A cynic is a man who knows the price of everything and the value of nothing.
-- Oscar Wilde, "Lady Windemere's Fan"
In the current era of shrinking budgets, I've been reading more about the need to cost-justify IT expenditures. Vendors and users alike seem to be talking about total cost of ownership and return on investment more than ever.
This trend got me thinking about whether such considerations are real. To put that another way, how meaningful are TCO and ROI?
My jumping-off point here is the countless column inches that have appeared over the years about time wasted by staff in nonwork-related Web surfing, the cost of workstation downtime and other examples of people using their time unprofitably. Calculating what this costs the organization usually goes like this: Event X causes each user, on average, to waste Y minutes per day/ week/month/year. The average cost of Y minutes of the user's time is Z dollars, and as there are N users in the organization, the cost per day/week/month/year of Event X is N times Z dollars.
Now on the face of it, this kind of argument sounds reasonable. But my problem with these calculations is that the aggregation of these personal quanta of time cannot be done logically.
The fact is that you can almost never take Albert's, Bob's and Charlie's lost or abused chunks of time and lump them together in a meaningful way to show how much money is lost. People's time can rarely be aggregated in the same way that you add up the cost of wasted power from computer monitors left on overnight. Any attempt to do so is a kind of fuzzy financial logic that says nothing about value.
So how does this relate to TCO and ROI? I contend that many of the calculations of both metrics are examples of the same spurious accuracy as the lost time calculations because they are usually founded on models that are based on idealized circumstances and shored up by faulty logic.
At the heart of the issue is that business is messy. You can build any model you like to analyze the cost of business, but at the end of the exercise that's all you've got -- a model.

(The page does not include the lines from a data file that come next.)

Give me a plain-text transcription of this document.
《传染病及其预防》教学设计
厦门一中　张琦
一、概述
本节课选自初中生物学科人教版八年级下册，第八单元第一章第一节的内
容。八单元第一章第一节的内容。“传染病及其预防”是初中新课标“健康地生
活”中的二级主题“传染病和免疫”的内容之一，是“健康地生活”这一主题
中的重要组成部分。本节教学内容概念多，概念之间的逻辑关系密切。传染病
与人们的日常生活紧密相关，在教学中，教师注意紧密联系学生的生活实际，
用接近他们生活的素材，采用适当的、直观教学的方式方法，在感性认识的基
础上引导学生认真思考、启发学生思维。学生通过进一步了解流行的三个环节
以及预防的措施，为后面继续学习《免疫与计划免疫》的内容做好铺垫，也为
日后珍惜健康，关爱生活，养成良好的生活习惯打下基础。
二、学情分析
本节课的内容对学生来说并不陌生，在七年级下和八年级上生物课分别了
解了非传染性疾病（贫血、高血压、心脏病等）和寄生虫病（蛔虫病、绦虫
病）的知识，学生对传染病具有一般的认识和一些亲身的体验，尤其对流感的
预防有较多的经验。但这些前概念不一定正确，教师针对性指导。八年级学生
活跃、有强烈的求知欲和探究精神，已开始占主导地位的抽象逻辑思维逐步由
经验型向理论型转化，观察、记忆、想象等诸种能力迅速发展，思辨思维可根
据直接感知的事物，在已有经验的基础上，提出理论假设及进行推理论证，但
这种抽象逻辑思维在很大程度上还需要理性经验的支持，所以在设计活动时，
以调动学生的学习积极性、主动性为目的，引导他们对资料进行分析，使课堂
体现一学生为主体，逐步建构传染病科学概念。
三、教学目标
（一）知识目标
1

For example, think you've got the cost of upgrading your desktops to the new release of some software package nailed down? How wrong you could be. You may well find that even though the software installs easily, on a significant percentage of desktops it changes a registry setting or overwrites a DLL and, poof! Half of your desktops become unusable.
So after unwinding the updates, you find that you just needed to change a configuration parameter, re-install the damaged application or sacrifice a chicken as you cold boot. Nothing to it, it just wasn't factored into your model, thereby invalidating your calculations.
And over the life of a product estimating TCO or ROI will, most often, be very difficult. Your calculations will be based on idealized models of your business processes, and those models will be mostly wrong in many important aspects.
One of the main reasons that models of business processes will be out of sync with reality is that IT can have only a broad, simplified idea of what business processes actually involve. And much of this limitation is because computers usually support business rather than actually being the business.
The key is to analyze the value a potential investment could bring to the organization -- how does this investment make our business better, rather than analyze the price -- and what will this cost us?
I'm not saying you should completely dispense with TCO and ROI. What I suggest is that you treat them with disdain and suspicion, knowing that if you have to stake your job on their accuracy without being able to define value, you might as well start polishing up your resume.